Porque la solución al conflicto entre nuestras peticiones y el silencio de Dios está en la fe: confiar en Dios que nos ama y quiere lo mejor para nosotros. También Jesús experimentó que su divinidad dejaba sola a su humanidad en la cruz. Y él mismo, durante su ministerio, enseñaba que la vida debe vivirse en la fe, ocultando su divinidad para que la aceptaran solo por la fe. Quería enseñarnos a creer en el amor del Padre que nos ha creado para ser felices y hacer felices a los demás. Sumergidos en la vida y atenazados por el miedo, nos sentimos débiles. La historia de los discípulos en medio de una tempestad ilumina nuestra situación actual.

Jesús habla de la fe que puede apagar el miedo, nos dice que el miedo agiganta los problemas y despierta la añoranza de una situación del pasado más tranquila, cuando veíamos a Dios en todo; el miedo nos lleva a culpabilizar al mundo de todos los males, nos hace perder el control, ahoga la alegría y lleva a que cada uno resuelva sus problemas y busque salvarse él, olvidando que los demás también están en peligro. Tenemos que quitarnos el miedo unos a otros y a los pobres, convenciéndoles de que Jesús siempre está despierto. Contrastar sus dudas y sus miedos nos obliga a penetrar dentro de nosotros y a preguntarnos: ¿Tengo suficiente fe para creer que Dios está conmigo y es capaz de dominar el coronavirus? Y debemos responder.

Si la fe significa confianza, lo contrario es el miedo que nos lleva a olvidar que somos miembros de Jesús. El que tiene fe, no teme remar mar adentro, el que no tiene fe, empieza a gritar, privado de lo único que puede convencerle de que la barca de Jesús, no puede naufragar. El que tiene fe confía en el misterioso silencio de Dios que nos quita el miedo, y es entonces, cuando experimentamos que “hasta la pandemia nos obedece”.

El miedo se apodera de todos, pero Jesús “estaba en popa, durmiendo sobre un cabezal. Le despiertan y le dicen: ¿Maestro, no te importa que perezcamos?” El evangelio opone intencionadamente el sueño sereno y relajado de Jesús a la angustia y el temor de los discípulos. Su sueño es el de quien reposa en el seno de Dios; ese sueño del que santa Teresa dice: “nada te turbe, nada te espante”, al que está con Dios, nada le falta. Jesús confiando en el proyecto de su Padre, no tuvo miedo a morir. Lo cual no quiere decir que él no pasase por situaciones de miedo, pero el miedo no llegó a paralizarle para continuar la misión que su Padre le había encomendado.
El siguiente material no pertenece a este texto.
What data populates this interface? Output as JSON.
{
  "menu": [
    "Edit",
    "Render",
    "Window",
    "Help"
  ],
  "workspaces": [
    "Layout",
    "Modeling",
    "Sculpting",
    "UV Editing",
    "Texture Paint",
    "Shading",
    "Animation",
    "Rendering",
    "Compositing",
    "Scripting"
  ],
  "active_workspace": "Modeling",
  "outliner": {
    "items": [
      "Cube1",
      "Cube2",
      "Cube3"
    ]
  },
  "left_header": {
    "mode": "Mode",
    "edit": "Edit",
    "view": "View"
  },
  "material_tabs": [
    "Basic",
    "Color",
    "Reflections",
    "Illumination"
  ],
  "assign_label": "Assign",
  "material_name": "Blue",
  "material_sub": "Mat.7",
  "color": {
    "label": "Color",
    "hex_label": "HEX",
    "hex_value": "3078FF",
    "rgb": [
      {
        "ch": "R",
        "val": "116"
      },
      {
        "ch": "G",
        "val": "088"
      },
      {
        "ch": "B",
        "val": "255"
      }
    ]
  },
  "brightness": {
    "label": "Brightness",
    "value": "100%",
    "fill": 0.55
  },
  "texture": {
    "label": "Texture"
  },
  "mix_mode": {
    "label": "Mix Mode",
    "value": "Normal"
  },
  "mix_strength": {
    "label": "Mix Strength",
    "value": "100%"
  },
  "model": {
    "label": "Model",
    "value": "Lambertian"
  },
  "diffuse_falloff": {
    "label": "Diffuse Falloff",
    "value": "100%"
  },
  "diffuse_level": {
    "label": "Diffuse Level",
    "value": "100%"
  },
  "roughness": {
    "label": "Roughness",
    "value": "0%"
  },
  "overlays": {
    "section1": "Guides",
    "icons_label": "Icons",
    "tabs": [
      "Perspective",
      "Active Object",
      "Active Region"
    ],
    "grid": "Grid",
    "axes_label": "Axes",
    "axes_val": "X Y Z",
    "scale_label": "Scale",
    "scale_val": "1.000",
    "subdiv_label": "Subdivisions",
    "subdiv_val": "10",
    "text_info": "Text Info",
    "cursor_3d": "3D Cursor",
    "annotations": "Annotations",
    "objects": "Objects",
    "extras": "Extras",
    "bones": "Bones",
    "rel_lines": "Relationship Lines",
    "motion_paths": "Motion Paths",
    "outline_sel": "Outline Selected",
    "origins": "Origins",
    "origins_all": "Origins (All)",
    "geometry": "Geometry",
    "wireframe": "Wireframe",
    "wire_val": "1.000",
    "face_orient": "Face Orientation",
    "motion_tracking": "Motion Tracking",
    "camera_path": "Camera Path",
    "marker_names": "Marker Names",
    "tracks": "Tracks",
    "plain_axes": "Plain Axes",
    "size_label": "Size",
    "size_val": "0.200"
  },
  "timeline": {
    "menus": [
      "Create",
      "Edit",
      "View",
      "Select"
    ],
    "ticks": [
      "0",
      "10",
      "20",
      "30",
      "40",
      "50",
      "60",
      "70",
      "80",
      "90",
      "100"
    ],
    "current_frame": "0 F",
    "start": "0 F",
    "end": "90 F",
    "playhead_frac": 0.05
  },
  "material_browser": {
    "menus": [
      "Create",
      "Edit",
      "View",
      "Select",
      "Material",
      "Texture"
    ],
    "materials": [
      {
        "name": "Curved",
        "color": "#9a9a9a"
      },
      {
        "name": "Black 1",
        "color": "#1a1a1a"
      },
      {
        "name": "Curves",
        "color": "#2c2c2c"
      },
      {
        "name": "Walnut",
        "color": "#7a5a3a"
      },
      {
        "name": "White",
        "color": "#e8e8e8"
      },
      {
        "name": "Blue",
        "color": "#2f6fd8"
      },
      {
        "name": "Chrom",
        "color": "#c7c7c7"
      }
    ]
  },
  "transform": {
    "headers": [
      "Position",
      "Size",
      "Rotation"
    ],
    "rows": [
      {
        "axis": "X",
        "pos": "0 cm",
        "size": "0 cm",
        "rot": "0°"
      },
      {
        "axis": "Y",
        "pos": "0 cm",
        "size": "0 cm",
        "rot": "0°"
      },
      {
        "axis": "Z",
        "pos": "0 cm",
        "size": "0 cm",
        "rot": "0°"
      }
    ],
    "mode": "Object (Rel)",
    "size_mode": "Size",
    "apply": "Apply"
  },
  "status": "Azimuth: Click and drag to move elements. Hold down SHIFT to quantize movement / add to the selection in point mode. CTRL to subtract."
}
Ante las voces de los discípulos Jesús “se levantó” e increpó al viento: “Calla”. La presencia de Jesús derrota las fuerzas del mal, que creían que podían engullirlo. Y a este imperativo le sigue otro: “¡Cálmate!”. En realidad, este imperativo hoy se dirige a los que estamos con él en la barca. Rodeados de contagiados hay que calmarse, aunque sea difícil. Y se “hizo una gran calma”. Se trata de una calma que pone el Señor, pero que la logramos nosotros con el esfuerzo cuando trabajamos sin miedo, confiando en él. Si los discípulos están confusos, atemorizados es porque aún no tenían claro quién era Jesús. Cuando olvidamos el poder divino, Jesús nos pregunta: ¿Por qué no tenéis fe?

P. Benito Martínez, CM

Etiquetas: coronavirus

1 comentario

  1. Luis Manteiga Pousa

    Dios está en silencio…o no lo sabemos escuchar.